The League of Woman Voters of the United States called for stringent cost control measures in the health care industry, universal access to health care and a standard definition of basic care for all U.S. residents.
"We definitely felt everyone should have some health care," Cook said. "We also felt strongly that there had to be a reduction in administrative costs."
HIGHLIGHTS of the national organization's conclusions reached in consultation with 820 chapters are:
99 percent of participating chapters said a minimum basic level of care should be available to all Americans regardless of their ability to pay.
96 percent said efficient and economical delivery of care should be a high priority.
96 percent believed excessive administrative costs must be curtailed.
"For millions of Americans, health care is too expensive or unavailable," Susan Lederman, president of the U.S. league, said in a statement. "We can no longer manage with our makeshift system. It fails too many Americans. It is time for Congress to vote for fundamental reform."
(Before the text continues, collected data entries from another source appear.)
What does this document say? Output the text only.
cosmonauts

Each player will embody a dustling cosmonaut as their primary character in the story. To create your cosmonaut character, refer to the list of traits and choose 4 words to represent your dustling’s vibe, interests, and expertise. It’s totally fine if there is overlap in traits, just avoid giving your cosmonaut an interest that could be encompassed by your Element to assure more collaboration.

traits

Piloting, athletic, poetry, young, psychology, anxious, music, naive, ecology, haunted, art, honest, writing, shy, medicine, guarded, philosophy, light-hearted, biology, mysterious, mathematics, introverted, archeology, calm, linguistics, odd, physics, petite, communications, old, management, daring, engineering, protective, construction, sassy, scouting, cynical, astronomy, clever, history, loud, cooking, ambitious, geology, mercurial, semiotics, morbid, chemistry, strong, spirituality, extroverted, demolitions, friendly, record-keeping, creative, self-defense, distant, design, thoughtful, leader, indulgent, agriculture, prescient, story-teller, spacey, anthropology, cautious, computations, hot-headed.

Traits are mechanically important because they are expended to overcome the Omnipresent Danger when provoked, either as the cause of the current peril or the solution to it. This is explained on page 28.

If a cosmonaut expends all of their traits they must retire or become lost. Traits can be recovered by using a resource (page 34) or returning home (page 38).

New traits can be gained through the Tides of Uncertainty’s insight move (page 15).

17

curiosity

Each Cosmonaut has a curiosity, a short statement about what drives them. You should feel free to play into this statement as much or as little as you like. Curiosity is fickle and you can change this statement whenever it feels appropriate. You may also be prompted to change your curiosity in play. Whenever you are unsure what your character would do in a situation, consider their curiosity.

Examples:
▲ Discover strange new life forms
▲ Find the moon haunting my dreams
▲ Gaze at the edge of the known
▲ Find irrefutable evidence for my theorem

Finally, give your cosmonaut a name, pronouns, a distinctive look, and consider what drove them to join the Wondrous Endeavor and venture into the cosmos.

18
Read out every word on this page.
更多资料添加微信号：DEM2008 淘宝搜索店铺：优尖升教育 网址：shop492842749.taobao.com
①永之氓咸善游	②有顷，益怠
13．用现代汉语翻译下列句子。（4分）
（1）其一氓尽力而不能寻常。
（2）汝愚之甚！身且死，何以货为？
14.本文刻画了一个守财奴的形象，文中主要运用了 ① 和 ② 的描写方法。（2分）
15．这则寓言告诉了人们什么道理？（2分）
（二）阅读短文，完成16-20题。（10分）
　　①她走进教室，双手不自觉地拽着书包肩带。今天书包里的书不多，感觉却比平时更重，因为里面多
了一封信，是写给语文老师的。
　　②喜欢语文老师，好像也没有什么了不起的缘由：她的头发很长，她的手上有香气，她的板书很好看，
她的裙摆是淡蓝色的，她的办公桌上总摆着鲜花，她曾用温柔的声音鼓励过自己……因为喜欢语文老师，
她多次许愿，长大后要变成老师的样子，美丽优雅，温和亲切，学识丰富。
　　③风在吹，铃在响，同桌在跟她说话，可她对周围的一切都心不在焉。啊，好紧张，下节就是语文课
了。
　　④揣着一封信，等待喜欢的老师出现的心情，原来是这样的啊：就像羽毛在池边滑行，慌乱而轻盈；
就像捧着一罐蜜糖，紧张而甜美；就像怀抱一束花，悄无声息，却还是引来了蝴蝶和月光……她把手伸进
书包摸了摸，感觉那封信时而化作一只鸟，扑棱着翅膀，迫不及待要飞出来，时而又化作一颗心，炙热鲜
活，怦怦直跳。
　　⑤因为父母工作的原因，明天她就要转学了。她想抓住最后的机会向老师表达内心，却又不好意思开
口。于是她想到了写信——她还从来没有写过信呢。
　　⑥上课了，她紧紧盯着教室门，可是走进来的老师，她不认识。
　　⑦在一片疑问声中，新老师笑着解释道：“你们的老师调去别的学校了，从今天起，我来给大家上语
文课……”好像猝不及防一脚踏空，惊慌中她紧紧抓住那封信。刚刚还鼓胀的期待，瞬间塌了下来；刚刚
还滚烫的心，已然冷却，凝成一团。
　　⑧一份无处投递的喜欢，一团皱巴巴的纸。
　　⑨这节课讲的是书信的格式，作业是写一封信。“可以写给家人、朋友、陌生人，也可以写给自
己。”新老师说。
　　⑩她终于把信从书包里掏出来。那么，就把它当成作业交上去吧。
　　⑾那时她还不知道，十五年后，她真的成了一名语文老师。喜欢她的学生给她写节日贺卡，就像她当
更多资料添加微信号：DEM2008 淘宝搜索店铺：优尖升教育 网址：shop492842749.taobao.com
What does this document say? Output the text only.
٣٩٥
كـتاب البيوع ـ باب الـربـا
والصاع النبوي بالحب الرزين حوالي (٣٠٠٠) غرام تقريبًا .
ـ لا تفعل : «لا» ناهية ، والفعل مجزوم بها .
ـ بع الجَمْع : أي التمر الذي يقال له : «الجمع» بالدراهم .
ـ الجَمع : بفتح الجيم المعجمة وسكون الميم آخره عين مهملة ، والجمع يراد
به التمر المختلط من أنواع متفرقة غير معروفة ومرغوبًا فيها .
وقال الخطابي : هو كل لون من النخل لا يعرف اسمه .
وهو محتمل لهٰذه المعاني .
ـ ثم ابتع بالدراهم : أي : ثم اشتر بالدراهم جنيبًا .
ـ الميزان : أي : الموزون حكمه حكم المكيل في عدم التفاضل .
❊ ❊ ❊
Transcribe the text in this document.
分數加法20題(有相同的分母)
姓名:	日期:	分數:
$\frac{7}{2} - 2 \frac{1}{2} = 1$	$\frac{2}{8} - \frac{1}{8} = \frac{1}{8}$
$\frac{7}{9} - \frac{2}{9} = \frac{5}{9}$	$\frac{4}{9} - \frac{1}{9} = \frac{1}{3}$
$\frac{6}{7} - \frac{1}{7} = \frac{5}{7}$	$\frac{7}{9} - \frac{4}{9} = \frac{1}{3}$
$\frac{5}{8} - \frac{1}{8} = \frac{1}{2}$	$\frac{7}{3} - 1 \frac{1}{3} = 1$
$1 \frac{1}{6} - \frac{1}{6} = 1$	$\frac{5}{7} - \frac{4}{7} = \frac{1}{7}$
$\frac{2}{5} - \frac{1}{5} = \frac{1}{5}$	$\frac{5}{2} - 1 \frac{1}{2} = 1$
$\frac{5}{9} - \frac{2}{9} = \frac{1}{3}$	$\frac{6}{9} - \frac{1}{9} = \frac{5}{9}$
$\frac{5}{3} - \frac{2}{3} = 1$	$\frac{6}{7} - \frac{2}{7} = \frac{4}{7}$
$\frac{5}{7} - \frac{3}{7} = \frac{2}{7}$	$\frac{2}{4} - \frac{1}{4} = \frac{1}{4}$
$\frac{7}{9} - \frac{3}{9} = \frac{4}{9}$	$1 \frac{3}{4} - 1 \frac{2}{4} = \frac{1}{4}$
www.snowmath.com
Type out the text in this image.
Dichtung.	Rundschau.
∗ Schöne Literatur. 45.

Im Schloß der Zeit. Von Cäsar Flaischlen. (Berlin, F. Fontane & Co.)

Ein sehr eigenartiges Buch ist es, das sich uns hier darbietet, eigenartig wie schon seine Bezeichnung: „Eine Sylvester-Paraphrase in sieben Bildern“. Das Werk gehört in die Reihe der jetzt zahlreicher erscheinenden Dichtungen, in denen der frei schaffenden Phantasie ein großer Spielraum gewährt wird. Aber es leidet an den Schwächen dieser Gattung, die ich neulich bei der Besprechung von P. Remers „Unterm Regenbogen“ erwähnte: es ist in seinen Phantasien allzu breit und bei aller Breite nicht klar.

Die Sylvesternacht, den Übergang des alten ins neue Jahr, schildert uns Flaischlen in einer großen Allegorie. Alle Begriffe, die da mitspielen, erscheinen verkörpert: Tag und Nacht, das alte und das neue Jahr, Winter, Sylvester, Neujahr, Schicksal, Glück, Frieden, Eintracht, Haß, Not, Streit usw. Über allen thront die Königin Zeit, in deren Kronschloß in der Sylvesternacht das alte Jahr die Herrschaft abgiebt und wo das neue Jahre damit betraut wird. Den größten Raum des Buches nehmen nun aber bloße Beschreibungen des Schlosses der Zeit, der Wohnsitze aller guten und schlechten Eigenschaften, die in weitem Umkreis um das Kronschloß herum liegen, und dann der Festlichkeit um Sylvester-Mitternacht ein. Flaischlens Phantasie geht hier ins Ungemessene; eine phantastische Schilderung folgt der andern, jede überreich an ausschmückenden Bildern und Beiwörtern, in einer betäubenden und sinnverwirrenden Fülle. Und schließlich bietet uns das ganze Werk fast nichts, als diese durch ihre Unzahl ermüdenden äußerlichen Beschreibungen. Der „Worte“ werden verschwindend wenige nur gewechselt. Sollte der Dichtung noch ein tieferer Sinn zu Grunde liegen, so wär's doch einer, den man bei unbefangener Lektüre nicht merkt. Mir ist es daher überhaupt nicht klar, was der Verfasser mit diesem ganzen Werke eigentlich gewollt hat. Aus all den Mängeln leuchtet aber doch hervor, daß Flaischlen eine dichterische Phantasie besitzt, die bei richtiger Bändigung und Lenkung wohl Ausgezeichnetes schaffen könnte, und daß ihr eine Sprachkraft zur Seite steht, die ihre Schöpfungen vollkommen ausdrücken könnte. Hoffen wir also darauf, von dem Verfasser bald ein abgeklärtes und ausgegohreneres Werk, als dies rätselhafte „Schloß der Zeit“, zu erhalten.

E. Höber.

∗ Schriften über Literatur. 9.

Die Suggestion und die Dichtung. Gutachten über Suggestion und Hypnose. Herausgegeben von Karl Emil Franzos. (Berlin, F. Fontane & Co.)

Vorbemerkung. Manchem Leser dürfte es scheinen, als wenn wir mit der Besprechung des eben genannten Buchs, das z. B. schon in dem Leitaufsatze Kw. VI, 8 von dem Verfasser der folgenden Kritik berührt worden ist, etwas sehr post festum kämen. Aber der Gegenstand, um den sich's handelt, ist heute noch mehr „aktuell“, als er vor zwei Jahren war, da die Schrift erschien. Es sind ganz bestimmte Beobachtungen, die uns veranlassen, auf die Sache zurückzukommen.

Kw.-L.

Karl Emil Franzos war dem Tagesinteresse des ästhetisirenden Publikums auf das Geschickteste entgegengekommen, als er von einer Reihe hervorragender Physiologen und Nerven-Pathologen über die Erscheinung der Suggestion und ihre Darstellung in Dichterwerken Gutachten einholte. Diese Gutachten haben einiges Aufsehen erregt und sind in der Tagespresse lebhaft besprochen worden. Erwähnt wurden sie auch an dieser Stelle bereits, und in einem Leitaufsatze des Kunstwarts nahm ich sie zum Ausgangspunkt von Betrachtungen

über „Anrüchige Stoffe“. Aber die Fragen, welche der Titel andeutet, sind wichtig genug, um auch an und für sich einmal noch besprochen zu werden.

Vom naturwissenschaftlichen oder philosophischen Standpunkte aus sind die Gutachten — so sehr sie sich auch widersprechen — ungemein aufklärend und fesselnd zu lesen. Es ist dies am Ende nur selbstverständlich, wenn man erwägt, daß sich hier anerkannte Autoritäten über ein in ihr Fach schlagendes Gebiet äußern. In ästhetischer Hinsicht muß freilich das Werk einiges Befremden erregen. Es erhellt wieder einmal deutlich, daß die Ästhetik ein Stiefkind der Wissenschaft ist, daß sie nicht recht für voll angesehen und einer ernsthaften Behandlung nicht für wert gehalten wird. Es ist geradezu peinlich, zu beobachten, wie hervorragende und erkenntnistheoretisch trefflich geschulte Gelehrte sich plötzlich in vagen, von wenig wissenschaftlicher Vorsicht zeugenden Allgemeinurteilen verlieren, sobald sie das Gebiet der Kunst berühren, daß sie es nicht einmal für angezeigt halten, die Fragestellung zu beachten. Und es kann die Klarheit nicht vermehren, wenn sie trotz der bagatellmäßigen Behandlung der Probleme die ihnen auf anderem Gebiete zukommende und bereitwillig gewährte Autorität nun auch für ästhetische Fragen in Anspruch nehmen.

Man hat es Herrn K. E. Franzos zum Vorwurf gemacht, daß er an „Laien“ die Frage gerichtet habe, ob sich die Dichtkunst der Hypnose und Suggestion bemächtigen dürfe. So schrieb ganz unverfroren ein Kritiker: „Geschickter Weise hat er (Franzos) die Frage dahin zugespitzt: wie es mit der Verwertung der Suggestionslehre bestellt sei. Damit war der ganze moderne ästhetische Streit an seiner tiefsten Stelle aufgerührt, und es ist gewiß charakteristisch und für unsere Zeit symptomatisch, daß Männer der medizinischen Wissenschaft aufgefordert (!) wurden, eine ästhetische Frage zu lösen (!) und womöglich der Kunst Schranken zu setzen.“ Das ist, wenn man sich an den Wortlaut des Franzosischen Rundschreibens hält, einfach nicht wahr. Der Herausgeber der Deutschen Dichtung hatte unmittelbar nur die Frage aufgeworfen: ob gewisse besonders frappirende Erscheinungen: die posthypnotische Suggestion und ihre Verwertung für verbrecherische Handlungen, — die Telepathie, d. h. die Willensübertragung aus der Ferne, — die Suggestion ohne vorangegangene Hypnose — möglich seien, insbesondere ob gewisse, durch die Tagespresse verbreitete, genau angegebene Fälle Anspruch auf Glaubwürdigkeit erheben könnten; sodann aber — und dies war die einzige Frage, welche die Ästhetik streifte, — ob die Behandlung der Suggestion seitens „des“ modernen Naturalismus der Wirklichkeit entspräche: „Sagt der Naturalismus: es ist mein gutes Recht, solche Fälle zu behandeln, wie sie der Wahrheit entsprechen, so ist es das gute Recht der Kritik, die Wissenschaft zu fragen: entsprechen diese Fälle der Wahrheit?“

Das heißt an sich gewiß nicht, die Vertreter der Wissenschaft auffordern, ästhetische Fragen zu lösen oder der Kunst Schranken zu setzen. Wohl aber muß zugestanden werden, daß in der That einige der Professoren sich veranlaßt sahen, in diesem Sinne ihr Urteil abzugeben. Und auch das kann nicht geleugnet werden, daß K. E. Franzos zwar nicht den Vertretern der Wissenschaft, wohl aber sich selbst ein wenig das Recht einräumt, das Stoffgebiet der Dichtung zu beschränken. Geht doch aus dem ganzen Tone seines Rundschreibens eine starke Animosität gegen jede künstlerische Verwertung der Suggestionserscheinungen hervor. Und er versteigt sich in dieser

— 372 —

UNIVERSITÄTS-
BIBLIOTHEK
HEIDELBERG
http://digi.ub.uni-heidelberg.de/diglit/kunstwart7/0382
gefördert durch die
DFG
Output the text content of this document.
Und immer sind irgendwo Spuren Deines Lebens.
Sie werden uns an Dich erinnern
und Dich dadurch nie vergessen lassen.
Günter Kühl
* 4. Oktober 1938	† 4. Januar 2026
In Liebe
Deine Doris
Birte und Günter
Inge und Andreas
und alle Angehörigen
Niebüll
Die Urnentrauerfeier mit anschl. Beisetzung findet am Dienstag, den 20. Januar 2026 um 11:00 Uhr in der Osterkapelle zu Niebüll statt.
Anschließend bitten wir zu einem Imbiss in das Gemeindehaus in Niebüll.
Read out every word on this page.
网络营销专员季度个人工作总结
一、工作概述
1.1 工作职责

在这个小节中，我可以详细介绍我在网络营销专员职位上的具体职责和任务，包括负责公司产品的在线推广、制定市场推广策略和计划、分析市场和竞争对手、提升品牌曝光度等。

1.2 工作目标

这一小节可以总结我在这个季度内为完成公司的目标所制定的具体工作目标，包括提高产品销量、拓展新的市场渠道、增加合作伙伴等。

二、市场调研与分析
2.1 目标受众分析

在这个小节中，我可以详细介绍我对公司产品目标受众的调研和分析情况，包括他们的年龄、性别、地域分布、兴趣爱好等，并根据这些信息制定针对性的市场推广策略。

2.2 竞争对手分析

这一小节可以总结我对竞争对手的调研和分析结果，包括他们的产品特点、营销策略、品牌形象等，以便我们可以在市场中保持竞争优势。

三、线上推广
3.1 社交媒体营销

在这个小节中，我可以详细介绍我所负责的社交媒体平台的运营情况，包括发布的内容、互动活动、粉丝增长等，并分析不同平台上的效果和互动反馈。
THE U.S. league's position paper marked completion of the first phase of a two-year study on the delivery and financing of health care.
The second phase, scheduled for completion in 1993, will establish the league's position on health care financing.
"Financing will be the hard part," Cook said.
Cook said the local chapter endorsed a call for independent review of treatments to control costs and reduce unnecessary care.
The local unit opposed a platform plank that stated consumers should pay deductibles and copayments to cut overall health care costs, she said.
"We need malpractice insurance reform, rather than malpractice insurance," she said. "Many of the locals blame insurance companies for driving up the cost of health insurance."
Cook said local league members also were uncertain about proposals for implementing managed care plans.
LEAGUE MEMBERS will lobby the Legislature and Congress in support of the national platform, said Nancy Shontz, spokeswoman for the local chapter.
Shontz said a local unit was only obligated to lobby for portions of the platform that the unit endorsed.
"It's not like a national government dictating what the position is going to be," she said. "It's the reverse."
Individual league members can take positions independent of the national consensus, Shontz said.